Während Ludwig eckinger, Bundesvorsitzender des Verbandes Bildung und Erziehung (VBE), erklärte, dass Kollegen die vermehrten Gewaltangriffe auf ihre Person nicht mehr verschweigen und damit die Angst vor einem Autoritätsverlust überwinden würden, forderte die Gewerkschaft Erziehung und Wissenschaft (GEW) konkret mehr Lehrpersonal gegen Gewalt an Schulen. Die Landeskommission Berlin gegen Gewalt rief die Schulen auf, vermehrt mit der Polizei zu kooperieren, während die FDP-Fraktion mit dem eher gewöhnungsbedürftigen Vorschlag mitmischte, eine Hauptschule zu bilden, an der ausschließlich gewalttätige Jugendliche unterrichtet werden.
Ludwig Eckinger betonte, dass Präventiv- und Sicherheitskonzepte in Zusammenarbeit mit der Polizei fester Bestandteil einer jeden Schulentwicklung sein müssten, da Gewalt in verbaler, körperlicher und virtueller Form gegen Lehrer alle Schularten und nicht nur die Hauptschule betreffe. Auch hat der VBE-Bundesvorsitzende den Blick auf der wachsenden Gewalt gegen Lehrer im Internet und fordert diesbezüglich nicht nur einen «Internet-Knigge» für die netzbetreiber, sondern auch konsequente juristische Verfolgung von Lehrermobbing in Netz.

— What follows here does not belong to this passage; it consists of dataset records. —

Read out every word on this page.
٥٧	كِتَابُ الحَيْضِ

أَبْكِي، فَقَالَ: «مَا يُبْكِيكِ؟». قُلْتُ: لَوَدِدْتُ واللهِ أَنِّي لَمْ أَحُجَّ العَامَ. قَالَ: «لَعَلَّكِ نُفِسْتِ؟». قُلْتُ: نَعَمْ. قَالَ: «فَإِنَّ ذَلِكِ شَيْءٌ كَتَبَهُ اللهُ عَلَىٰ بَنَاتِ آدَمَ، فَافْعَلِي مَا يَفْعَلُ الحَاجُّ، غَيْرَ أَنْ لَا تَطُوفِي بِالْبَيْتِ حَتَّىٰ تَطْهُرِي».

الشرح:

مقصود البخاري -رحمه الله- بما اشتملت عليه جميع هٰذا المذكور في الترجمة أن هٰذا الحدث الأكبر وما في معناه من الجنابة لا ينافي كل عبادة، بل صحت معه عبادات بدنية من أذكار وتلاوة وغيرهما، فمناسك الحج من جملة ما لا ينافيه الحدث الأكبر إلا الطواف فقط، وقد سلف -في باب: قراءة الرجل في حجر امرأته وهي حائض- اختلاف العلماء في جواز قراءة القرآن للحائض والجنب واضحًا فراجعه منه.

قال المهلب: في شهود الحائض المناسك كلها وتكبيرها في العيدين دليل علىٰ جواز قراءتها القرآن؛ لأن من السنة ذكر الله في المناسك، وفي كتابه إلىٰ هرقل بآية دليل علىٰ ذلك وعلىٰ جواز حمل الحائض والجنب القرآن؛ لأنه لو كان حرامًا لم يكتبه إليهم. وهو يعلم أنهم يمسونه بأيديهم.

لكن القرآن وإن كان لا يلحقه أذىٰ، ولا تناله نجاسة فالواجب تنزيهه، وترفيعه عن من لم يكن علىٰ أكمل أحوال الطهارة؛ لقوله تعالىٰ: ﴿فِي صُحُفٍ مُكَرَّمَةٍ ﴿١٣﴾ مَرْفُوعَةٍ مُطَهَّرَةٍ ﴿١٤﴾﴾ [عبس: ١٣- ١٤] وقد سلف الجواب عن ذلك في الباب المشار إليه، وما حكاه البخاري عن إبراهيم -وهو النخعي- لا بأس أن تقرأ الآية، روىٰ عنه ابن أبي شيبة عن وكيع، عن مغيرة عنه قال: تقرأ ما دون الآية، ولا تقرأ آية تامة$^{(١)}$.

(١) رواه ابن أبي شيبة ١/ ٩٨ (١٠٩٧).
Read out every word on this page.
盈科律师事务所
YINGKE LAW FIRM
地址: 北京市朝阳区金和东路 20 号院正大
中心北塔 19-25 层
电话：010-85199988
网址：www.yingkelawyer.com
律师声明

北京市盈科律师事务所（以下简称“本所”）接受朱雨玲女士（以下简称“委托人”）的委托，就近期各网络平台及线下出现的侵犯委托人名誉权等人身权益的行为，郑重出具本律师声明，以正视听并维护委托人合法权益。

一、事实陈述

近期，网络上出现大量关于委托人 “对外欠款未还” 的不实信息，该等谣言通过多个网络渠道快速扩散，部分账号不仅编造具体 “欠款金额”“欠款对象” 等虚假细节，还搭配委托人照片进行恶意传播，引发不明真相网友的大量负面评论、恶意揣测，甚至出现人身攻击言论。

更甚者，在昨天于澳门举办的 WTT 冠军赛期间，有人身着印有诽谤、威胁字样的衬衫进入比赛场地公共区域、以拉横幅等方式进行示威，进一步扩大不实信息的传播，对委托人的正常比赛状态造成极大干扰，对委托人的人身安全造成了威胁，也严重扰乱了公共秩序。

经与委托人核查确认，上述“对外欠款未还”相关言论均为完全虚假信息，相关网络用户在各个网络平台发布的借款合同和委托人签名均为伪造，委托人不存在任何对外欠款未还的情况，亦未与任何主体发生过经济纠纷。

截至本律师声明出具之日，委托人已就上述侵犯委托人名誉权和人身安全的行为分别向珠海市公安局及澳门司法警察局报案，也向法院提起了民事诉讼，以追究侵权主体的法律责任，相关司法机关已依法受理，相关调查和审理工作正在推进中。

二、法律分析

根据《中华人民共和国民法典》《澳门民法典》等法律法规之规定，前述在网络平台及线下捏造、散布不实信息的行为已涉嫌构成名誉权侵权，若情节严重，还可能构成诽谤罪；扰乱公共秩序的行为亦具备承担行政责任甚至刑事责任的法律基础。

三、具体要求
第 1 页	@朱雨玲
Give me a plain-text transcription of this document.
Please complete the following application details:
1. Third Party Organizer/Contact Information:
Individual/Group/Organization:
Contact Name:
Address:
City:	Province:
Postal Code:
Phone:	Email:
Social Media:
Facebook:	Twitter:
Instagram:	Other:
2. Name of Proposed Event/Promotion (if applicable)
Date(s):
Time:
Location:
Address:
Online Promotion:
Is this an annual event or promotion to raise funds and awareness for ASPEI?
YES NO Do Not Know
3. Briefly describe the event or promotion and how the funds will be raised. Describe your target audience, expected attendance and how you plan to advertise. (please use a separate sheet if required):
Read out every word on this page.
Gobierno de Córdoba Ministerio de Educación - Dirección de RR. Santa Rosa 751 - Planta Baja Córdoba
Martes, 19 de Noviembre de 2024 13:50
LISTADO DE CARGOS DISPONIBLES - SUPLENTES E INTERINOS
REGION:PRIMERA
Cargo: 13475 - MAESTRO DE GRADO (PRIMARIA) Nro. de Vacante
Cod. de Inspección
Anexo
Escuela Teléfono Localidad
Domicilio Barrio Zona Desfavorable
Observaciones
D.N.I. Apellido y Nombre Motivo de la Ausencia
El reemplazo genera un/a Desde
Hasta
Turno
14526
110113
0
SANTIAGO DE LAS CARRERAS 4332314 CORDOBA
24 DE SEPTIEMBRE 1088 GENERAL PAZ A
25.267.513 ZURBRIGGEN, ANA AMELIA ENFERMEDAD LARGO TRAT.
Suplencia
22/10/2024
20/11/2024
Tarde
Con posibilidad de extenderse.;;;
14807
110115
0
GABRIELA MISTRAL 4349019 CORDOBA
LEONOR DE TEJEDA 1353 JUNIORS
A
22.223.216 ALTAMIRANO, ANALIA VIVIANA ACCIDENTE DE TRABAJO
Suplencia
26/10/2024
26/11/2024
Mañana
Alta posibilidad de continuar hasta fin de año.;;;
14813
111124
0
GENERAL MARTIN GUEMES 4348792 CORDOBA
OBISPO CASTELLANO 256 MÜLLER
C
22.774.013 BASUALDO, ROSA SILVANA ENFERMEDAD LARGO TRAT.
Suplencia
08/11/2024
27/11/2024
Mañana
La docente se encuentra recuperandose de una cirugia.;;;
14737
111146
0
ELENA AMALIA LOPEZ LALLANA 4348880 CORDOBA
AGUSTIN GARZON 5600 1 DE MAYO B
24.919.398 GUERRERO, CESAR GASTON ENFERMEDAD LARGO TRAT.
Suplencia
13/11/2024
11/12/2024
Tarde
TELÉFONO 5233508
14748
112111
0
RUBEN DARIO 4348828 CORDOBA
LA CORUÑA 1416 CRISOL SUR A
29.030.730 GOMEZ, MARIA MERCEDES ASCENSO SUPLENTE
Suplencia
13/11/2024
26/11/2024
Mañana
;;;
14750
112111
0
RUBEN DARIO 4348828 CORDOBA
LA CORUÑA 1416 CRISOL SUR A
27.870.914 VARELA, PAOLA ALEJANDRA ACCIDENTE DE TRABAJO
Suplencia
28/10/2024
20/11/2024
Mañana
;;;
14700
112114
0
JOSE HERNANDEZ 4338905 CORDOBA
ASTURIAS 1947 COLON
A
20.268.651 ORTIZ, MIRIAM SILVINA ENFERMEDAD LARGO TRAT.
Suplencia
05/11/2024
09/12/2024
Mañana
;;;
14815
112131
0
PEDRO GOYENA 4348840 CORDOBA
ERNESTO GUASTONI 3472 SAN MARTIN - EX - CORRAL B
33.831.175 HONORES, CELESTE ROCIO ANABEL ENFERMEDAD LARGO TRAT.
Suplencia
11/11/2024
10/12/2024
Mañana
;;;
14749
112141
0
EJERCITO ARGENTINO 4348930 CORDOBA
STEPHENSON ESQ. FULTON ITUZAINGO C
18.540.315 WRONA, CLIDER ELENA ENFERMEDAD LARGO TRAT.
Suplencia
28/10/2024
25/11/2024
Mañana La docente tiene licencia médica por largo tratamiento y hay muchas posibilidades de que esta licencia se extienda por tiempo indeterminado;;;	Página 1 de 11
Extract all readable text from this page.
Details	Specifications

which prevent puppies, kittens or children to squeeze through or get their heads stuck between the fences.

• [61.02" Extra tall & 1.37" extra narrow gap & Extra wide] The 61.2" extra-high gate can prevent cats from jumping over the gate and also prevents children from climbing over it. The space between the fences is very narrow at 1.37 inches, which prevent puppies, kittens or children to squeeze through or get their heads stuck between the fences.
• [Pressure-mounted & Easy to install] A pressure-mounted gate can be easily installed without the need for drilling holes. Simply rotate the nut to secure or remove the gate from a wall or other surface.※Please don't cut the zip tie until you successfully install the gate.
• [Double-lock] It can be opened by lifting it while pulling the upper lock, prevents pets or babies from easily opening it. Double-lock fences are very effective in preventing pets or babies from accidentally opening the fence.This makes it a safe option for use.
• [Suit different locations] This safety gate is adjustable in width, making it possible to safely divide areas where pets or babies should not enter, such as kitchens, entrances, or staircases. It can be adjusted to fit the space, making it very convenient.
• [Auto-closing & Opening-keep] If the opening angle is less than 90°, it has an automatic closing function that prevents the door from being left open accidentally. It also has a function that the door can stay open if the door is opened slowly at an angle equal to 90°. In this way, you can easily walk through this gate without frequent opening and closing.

Ulrich Thöne von der GEW möchte die Gewalt-, Mobbing- oder Drohungsprobleme an Schulen mit "mehr Bildung, Wertschätzung, Förderung, Freundlichkeit und Offenheit" in den Griff bekommen. Konkret müssten hierzu mehr Pädagogen und Schulpsychologen eingestellt sowie eine bessere Zusammenarbeit zwischen Lehrern, Eltern und Schülern gefördert werden.
Thomas Härtel, Vorsitzender der Landeskommission gegen Gewalt, forderte die Schulen zur vermehrten Schließung von Kooperationsverträgen mit der Polizei auf. Es gäbe bei der Polizei Präventionsbeauftragte, die in Schulen Kurse anböten, in denen Lehrer lernen würden, Konfliktsituationen richtig einzuschätzen und dann angemessen zu reagieren.
Die Gewaltfälle an Berliner Schulen rissen derweil nicht ab. Am Dienstag wurde ein Zehnjähriger an einer Grundschule in Mitte von mehreren Mitschülern auf dem Schulhof verprügelt und dabei mit einem Handy gefilmt. An einer Neuköllner Schule wurde ein 15 Jahre alter Jugendlicher von zwei schulfremden Jugendlichen bedroht, damit er nach einem Angriff durch einen 13-Jährigen in der vergangenen Woche keine Anzeige erstattet.